Mamon is the name of a legendary goatfolk and optional boss in Caves of Qud

Mammon appears as one of the Demon Lords to be fought in Darksiders Genesis

Mammon appears as an "Archangel" boss in Cassette Beasts as a physical manifestation of the rampant capitalism of worlds that put profit above all else, including human suffering.

==Manga==
In the manga Beelzebub, Mammon is the name of one of the demons associated with the Killer Six Elements.

In the light novel Shakugan no Shana, Mammon is one of the most powerful Crimson Lords under Bal Masqué.

In the anime Seven Mortal Sins, Mammon is one of the Demon Lords, with her followers working as babysitters for her many children.

==Television==
In the adult animated web series Helluva Boss, Mammon is featured as the King of Greed and one of the seven demon kings of Hell, ruling over his own Ring of Greed.
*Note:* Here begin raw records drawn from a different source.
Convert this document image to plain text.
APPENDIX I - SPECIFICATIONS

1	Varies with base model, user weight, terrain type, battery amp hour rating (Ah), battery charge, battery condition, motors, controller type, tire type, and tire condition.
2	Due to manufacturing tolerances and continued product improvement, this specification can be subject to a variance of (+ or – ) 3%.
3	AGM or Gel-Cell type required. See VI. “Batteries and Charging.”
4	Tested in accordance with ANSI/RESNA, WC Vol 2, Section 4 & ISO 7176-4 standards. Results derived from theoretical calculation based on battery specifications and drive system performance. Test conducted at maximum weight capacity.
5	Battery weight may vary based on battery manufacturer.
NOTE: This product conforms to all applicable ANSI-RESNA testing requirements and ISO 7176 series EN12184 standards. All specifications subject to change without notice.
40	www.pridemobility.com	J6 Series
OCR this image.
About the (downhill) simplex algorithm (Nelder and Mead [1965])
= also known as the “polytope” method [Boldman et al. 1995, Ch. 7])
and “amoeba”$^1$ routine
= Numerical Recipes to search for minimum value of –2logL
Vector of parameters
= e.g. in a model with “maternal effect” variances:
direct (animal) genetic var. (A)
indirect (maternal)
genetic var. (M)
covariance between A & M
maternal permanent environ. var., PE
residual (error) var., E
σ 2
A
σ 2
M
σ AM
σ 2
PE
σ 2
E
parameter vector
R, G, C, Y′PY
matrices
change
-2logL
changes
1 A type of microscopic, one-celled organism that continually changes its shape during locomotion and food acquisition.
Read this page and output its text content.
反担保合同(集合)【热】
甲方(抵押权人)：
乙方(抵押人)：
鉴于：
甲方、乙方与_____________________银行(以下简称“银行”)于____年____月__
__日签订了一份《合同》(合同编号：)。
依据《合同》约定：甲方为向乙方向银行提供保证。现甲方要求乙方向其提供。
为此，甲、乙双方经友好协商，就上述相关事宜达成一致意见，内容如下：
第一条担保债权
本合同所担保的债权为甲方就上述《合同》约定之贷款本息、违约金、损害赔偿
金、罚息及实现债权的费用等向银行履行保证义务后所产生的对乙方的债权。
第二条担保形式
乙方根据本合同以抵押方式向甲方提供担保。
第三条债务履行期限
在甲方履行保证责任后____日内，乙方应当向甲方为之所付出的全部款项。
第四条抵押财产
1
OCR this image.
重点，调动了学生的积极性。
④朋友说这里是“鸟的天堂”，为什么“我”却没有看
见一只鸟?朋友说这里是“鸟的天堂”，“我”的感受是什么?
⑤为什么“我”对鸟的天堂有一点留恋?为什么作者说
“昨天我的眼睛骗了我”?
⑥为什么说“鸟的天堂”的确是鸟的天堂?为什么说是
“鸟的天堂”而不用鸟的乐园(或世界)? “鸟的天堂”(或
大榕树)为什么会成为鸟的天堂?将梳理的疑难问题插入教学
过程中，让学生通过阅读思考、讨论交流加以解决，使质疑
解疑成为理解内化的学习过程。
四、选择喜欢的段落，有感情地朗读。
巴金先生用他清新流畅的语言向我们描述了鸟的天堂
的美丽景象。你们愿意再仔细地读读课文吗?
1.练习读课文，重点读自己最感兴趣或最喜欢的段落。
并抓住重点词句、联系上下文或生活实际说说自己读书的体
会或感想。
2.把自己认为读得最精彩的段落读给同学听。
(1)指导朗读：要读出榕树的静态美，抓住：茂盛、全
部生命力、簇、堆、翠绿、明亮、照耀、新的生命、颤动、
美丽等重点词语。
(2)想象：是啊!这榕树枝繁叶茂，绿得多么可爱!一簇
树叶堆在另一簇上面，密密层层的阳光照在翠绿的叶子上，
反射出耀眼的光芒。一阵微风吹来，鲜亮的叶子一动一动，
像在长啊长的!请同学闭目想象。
He also owns the theme park Loo Loo Land which is a rip-off of his "friend" Lucifer's Lu Lu World. He is depicted as a jester, and his appearance is used as iconography and branding in the Greed Ring, including the in-universe currency. Mammon would debut in the seventh episode of the second season centered around him and his history with Fizzaroli. He is voiced by Michael Cusack.

On The Simpsons, Montgomery Burns lives at the corner of Croesus and Mammon Streets.